Figure 3. Average Fuel Usage by Weather Type
Figure 4 displays fuel usage as a function of the type of vehicle: SUV vs. Sedan. This figure shows, in this particular sample, Sedans used more fuel, on average, than SUVs.
Figure 4. Average Fuel Usage by Vehicle Type
Next, I built a mulitple linear regression model where I regressed fuel_used on kmph, celsius, altitude_delta, g_force, kml, weather_type, and vehicle_type. Note that, given the strong relationship between kmph and kilometers (see Figure 1), I omitted kilometers from the model.
I first split the full dataset into training and testing data (75% and 25% of the full dataset, respectively) and assessed colinearity, if any, among features in the model. To do so I observed Variance Inflation Factors (VIFs) among all of the features. VIF values of >10 indicate a given feature is extremely correlated with other features, which may result in an unreliable model. As seen in Table 2, the VIFs were all acceptable (<10).
Table 2. VIFs for Features in Model
Variable label | VIF coefficient |
---|---|
kmph | 9.65 |
celsius | 3.15 |
altitude_delta | 1.30 |
g_force | 1.83 |
kml | 9.87 |
weather_type | 3.63 |
vehicle_type | 4.37 |
Next, I assessed heteroscedasticity of the model residuals by plotting a scatterplot of the predicted values and the residuals (see Figure 5). Residuals were reasonably homoscadastic (distributed evenly), though there is evidence of some outliers in the model fit (i.e., scatter dots that notably deviate in the positive/negative direction of the y axis).

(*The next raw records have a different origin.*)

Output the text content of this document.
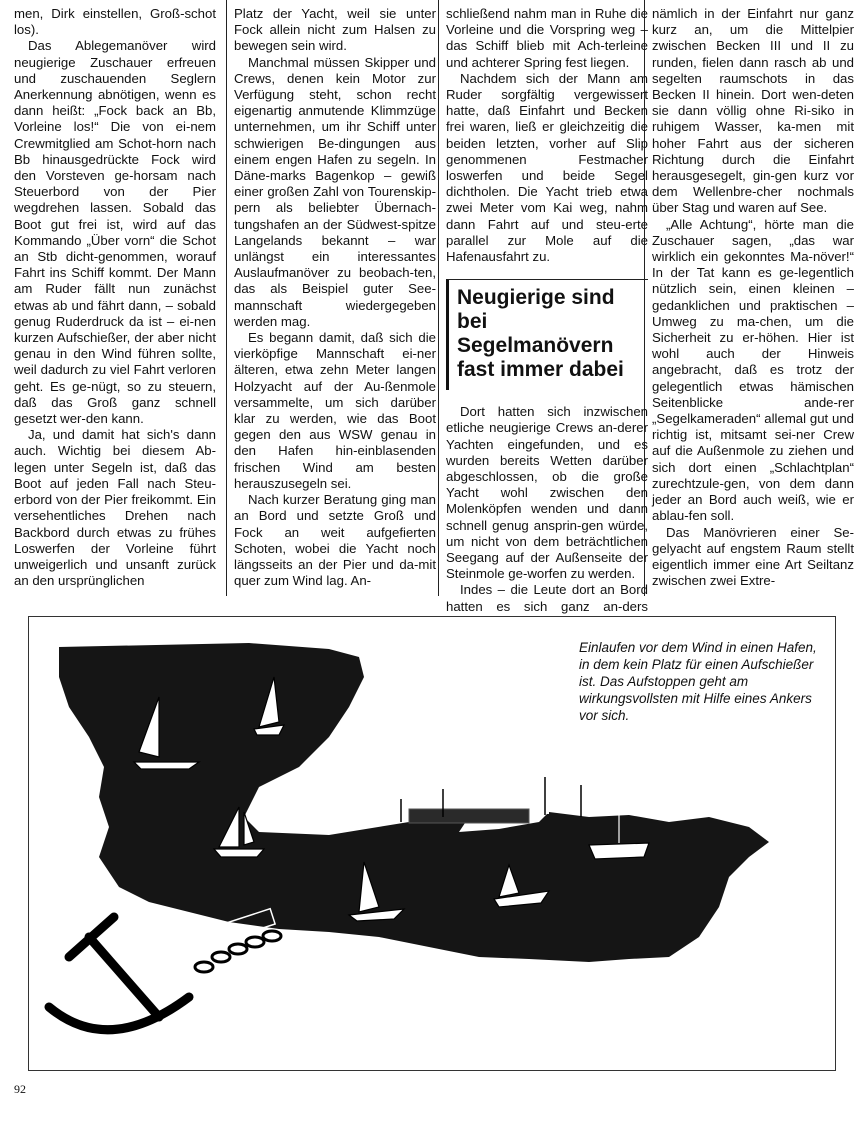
men, Dirk einstellen, Groß-schot los).

Das Ablegemanöver wird neugierige Zuschauer erfreuen und zuschauenden Seglern Anerkennung abnötigen, wenn es dann heißt: „Fock back an Bb, Vorleine los!“ Die von ei-nem Crewmitglied am Schot-horn nach Bb hinausgedrückte Fock wird den Vorsteven ge-horsam nach Steuerbord von der Pier wegdrehen lassen. Sobald das Boot gut frei ist, wird auf das Kommando „Über vorn“ die Schot an Stb dicht-genommen, worauf Fahrt ins Schiff kommt. Der Mann am Ruder fällt nun zunächst etwas ab und fährt dann, – sobald genug Ruderdruck da ist – ei-nen kurzen Aufschießer, der aber nicht genau in den Wind führen sollte, weil dadurch zu viel Fahrt verloren geht. Es ge-nügt, so zu steuern, daß das Groß ganz schnell gesetzt wer-den kann.

Ja, und damit hat sich's dann auch. Wichtig bei diesem Ab-legen unter Segeln ist, daß das Boot auf jeden Fall nach Steu-erbord von der Pier freikommt. Ein versehentliches Drehen nach Backbord durch etwas zu frühes Loswerfen der Vorleine führt unweigerlich und unsanft zurück an den ursprünglichen

Platz der Yacht, weil sie unter Fock allein nicht zum Halsen zu bewegen sein wird.

Manchmal müssen Skipper und Crews, denen kein Motor zur Verfügung steht, schon recht eigenartig anmutende Klimmzüge unternehmen, um ihr Schiff unter schwierigen Be-dingungen aus einem engen Hafen zu segeln. In Däne-marks Bagenkop – gewiß einer großen Zahl von Tourenskip-pern als beliebter Übernach-tungshafen an der Südwest-spitze Langelands bekannt – war unlängst ein interessantes Auslaufmanöver zu beobach-ten, das als Beispiel guter See-mannschaft wiedergegeben werden mag.

Es begann damit, daß sich die vierköpfige Mannschaft ei-ner älteren, etwa zehn Meter langen Holzyacht auf der Au-ßenmole versammelte, um sich darüber klar zu werden, wie das Boot gegen den aus WSW genau in den Hafen hin-einblasenden frischen Wind am besten herauszusegeln sei.

Nach kurzer Beratung ging man an Bord und setzte Groß und Fock an weit aufgefierten Schoten, wobei die Yacht noch längsseits an der Pier und da-mit quer zum Wind lag. An-

schließend nahm man in Ruhe die Vorleine und die Vorspring weg – das Schiff blieb mit Ach-terleine und achterer Spring fest liegen.

Nachdem sich der Mann am Ruder sorgfältig vergewissert hatte, daß Einfahrt und Becken frei waren, ließ er gleichzeitig die beiden letzten, vorher auf Slip genommenen Festmacher loswerfen und beide Segel dichtholen. Die Yacht trieb etwa zwei Meter vom Kai weg, nahm dann Fahrt auf und steu-erte parallel zur Mole auf die Hafenausfahrt zu.

Neugierige sind bei Segelmanövern fast immer dabei

Dort hatten sich inzwischen etliche neugierige Crews an-derer Yachten eingefunden, und es wurden bereits Wetten darüber abgeschlossen, ob die große Yacht wohl zwischen den Molenköpfen wenden und dann schnell genug ansprin-gen würde, um nicht von dem beträchtlichen Seegang auf der Außenseite der Steinmole ge-worfen zu werden.

Indes – die Leute dort an Bord hatten es sich ganz an-ders

nämlich in der Einfahrt nur ganz kurz an, um die Mittelpier zwischen Becken III und II zu runden, fielen dann rasch ab und segelten raumschots in das Becken II hinein. Dort wen-deten sie dann völlig ohne Ri-siko in ruhigem Wasser, ka-men mit hoher Fahrt aus der sicheren Richtung durch die Einfahrt herausgesegelt, gin-gen kurz vor dem Wellenbre-cher nochmals über Stag und waren auf See.

„Alle Achtung“, hörte man die Zuschauer sagen, „das war wirklich ein gekonntes Ma-növer!“ In der Tat kann es ge-legentlich nützlich sein, einen kleinen – gedanklichen und praktischen – Umweg zu ma-chen, um die Sicherheit zu er-höhen. Hier ist wohl auch der Hinweis angebracht, daß es trotz der gelegentlich etwas hämischen Seitenblicke ande-rer „Segelkameraden“ allemal gut und richtig ist, mitsamt sei-ner Crew auf die Außenmole zu ziehen und sich dort einen „Schlachtplan“ zurechtzule-gen, von dem dann jeder an Bord auch weiß, wie er ablau-fen soll.

Das Manövrieren einer Se-gelyacht auf engstem Raum stellt eigentlich immer eine Art Seiltanz zwischen zwei Extre-

Einlaufen vor dem Wind in einen Hafen, in dem kein Platz für einen Aufschießer ist. Das Aufstoppen geht am wirkungsvollsten mit Hilfe eines Ankers vor sich.
92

Figure 5. Scatterplot of Predicted Values Versus Residuals
Next, I compared my model for training versus testing data. Table 3 displays model fit information and coefficients.

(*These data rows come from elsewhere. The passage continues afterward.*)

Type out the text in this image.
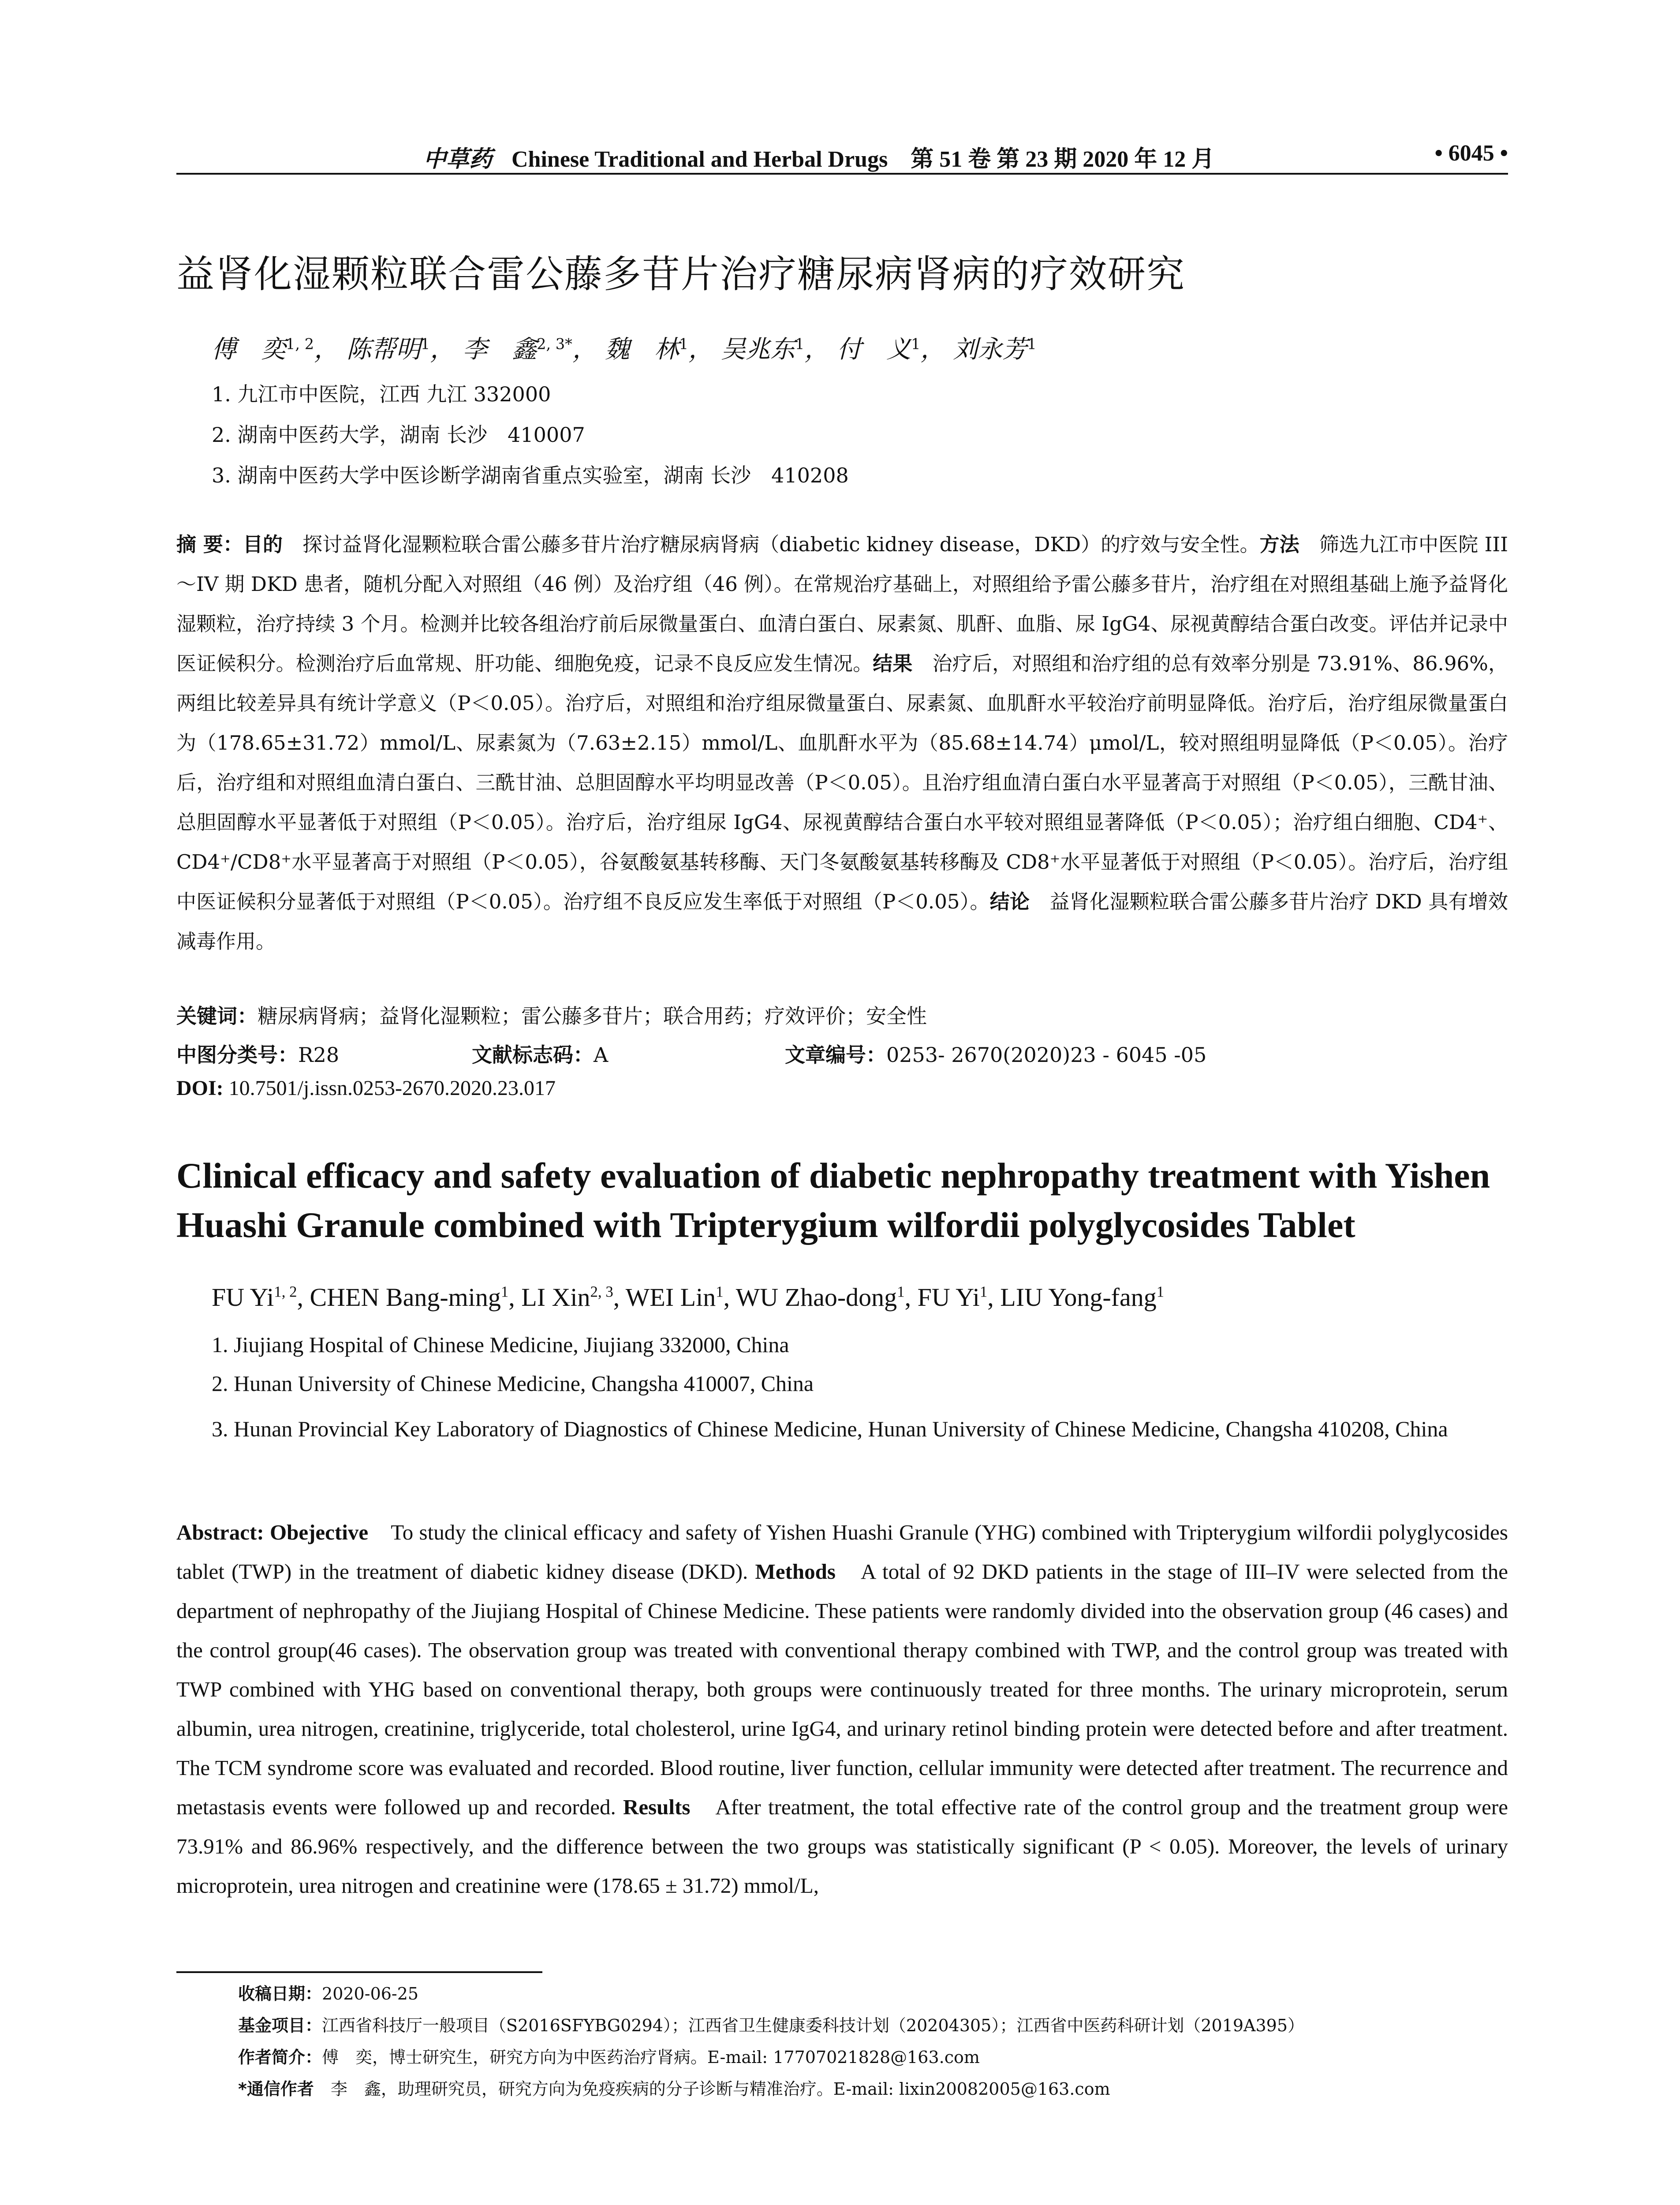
中草药 Chinese Traditional and Herbal Drugs　第 51 卷 第 23 期 2020 年 12 月	• 6045 •
益肾化湿颗粒联合雷公藤多苷片治疗糖尿病肾病的疗效研究
傅　奕$^{1, 2}$， 陈帮明$^1$， 李　鑫$^{2, 3*}$， 魏　林$^1$， 吴兆东$^1$， 付　义$^1$， 刘永芳$^1$
1. 九江市中医院，江西 九江 332000
2. 湖南中医药大学，湖南 长沙　410007
3. 湖南中医药大学中医诊断学湖南省重点实验室，湖南 长沙　410208
摘 要：目的　探讨益肾化湿颗粒联合雷公藤多苷片治疗糖尿病肾病（diabetic kidney disease，DKD）的疗效与安全性。方法　筛选九江市中医院 III～IV 期 DKD 患者，随机分配入对照组（46 例）及治疗组（46 例）。在常规治疗基础上，对照组给予雷公藤多苷片，治疗组在对照组基础上施予益肾化湿颗粒，治疗持续 3 个月。检测并比较各组治疗前后尿微量蛋白、血清白蛋白、尿素氮、肌酐、血脂、尿 IgG4、尿视黄醇结合蛋白改变。评估并记录中医证候积分。检测治疗后血常规、肝功能、细胞免疫，记录不良反应发生情况。结果　治疗后，对照组和治疗组的总有效率分别是 73.91%、86.96%，两组比较差异具有统计学意义（P＜0.05）。治疗后，对照组和治疗组尿微量蛋白、尿素氮、血肌酐水平较治疗前明显降低。治疗后，治疗组尿微量蛋白为（178.65±31.72）mmol/L、尿素氮为（7.63±2.15）mmol/L、血肌酐水平为（85.68±14.74）μmol/L，较对照组明显降低（P＜0.05）。治疗后，治疗组和对照组血清白蛋白、三酰甘油、总胆固醇水平均明显改善（P＜0.05）。且治疗组血清白蛋白水平显著高于对照组（P＜0.05），三酰甘油、总胆固醇水平显著低于对照组（P＜0.05）。治疗后，治疗组尿 IgG4、尿视黄醇结合蛋白水平较对照组显著降低（P＜0.05）；治疗组白细胞、CD4⁺、CD4⁺/CD8⁺水平显著高于对照组（P＜0.05），谷氨酸氨基转移酶、天门冬氨酸氨基转移酶及 CD8⁺水平显著低于对照组（P＜0.05）。治疗后，治疗组中医证候积分显著低于对照组（P＜0.05）。治疗组不良反应发生率低于对照组（P＜0.05）。结论　益肾化湿颗粒联合雷公藤多苷片治疗 DKD 具有增效减毒作用。
关键词：糖尿病肾病；益肾化湿颗粒；雷公藤多苷片；联合用药；疗效评价；安全性
中图分类号：R28	文献标志码：A	文章编号：0253- 2670(2020)23 - 6045 -05
DOI: 10.7501/j.issn.0253-2670.2020.23.017
Clinical efficacy and safety evaluation of diabetic nephropathy treatment with Yishen Huashi Granule combined with Tripterygium wilfordii polyglycosides Tablet
FU Yi$^{1, 2}$, CHEN Bang-ming$^1$, LI Xin$^{2, 3}$, WEI Lin$^1$, WU Zhao-dong$^1$, FU Yi$^1$, LIU Yong-fang$^1$
1. Jiujiang Hospital of Chinese Medicine, Jiujiang 332000, China
2. Hunan University of Chinese Medicine, Changsha 410007, China
3. Hunan Provincial Key Laboratory of Diagnostics of Chinese Medicine, Hunan University of Chinese Medicine, Changsha 410208, China
Abstract: Obejective　To study the clinical efficacy and safety of Yishen Huashi Granule (YHG) combined with Tripterygium wilfordii polyglycosides tablet (TWP) in the treatment of diabetic kidney disease (DKD). Methods　A total of 92 DKD patients in the stage of III–IV were selected from the department of nephropathy of the Jiujiang Hospital of Chinese Medicine. These patients were randomly divided into the observation group (46 cases) and the control group(46 cases). The observation group was treated with conventional therapy combined with TWP, and the control group was treated with TWP combined with YHG based on conventional therapy, both groups were continuously treated for three months. The urinary microprotein, serum albumin, urea nitrogen, creatinine, triglyceride, total cholesterol, urine IgG4, and urinary retinol binding protein were detected before and after treatment. The TCM syndrome score was evaluated and recorded. Blood routine, liver function, cellular immunity were detected after treatment. The recurrence and metastasis events were followed up and recorded. Results　After treatment, the total effective rate of the control group and the treatment group were 73.91% and 86.96% respectively, and the difference between the two groups was statistically significant (P < 0.05). Moreover, the levels of urinary microprotein, urea nitrogen and creatinine were (178.65 ± 31.72) mmol/L,
收稿日期：2020-06-25
基金项目：江西省科技厅一般项目（S2016SFYBG0294）；江西省卫生健康委科技计划（20204305）；江西省中医药科研计划（2019A395）
作者简介：傅　奕，博士研究生，研究方向为中医药治疗肾病。E-mail: 17707021828@163.com
*通信作者　李　鑫，助理研究员，研究方向为免疫疾病的分子诊断与精准治疗。E-mail: lixin20082005@163.com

As seen in Table 3, the training and tesing data both fit the model well (Adjusted R-squareds >= .76). Given the small absolute amount of fuel usages per trip, b coefficients are difficult to interpret. However, t statistics provide a measure of the strength of the effects and the p values indicate whether each effect was statistically significant. The following is an interpretation of coefficients for the tesing model:
- Higher vehicle speed (kpmh) predicts significantly greater fuel usage; this is a strong predictor
- Higher ambient air temperature (celsius) significantly predicts less fuel usage; this is a relatively weak predictor
- As elevation level rises (altitude_delta), fuel usage also rises significantly
- As g net gravity increases (g_force), fuel usage also increses; this is a relatively weak predictor
- More kilometers per liter (kml) are associated with less fuel usage
- Outdoor weather (weather_type) does not reliably predict fuel usage
- Whether a vehicle is a SUV versus Sedan (vehicle_type) does not reliably predict fuel usage
Table 3. Fit statistics and Coefficients for Testing Versus Training Regression Models
In the future, I would like to anlayze telemetric data for electric vehicles to gauge battery efficieny. My personal experience with electric vehicles is that battery life degrades quickly in cold weather and at high speeds. I wonder what other telemetrics can address this type of research question.
It would also be interesting to compare fuel versus battery efficiency for gas-powered versus electric vehicles in terms of financial cost. For instance, given the same distance traveled, same altitude change, etc, which car is more expensive to drive (i.e., cost of fuel versus cost of electricty to charge battery)?
In summary, telemetrics provide an exciting data source that can address practical research questions for the fleet industry.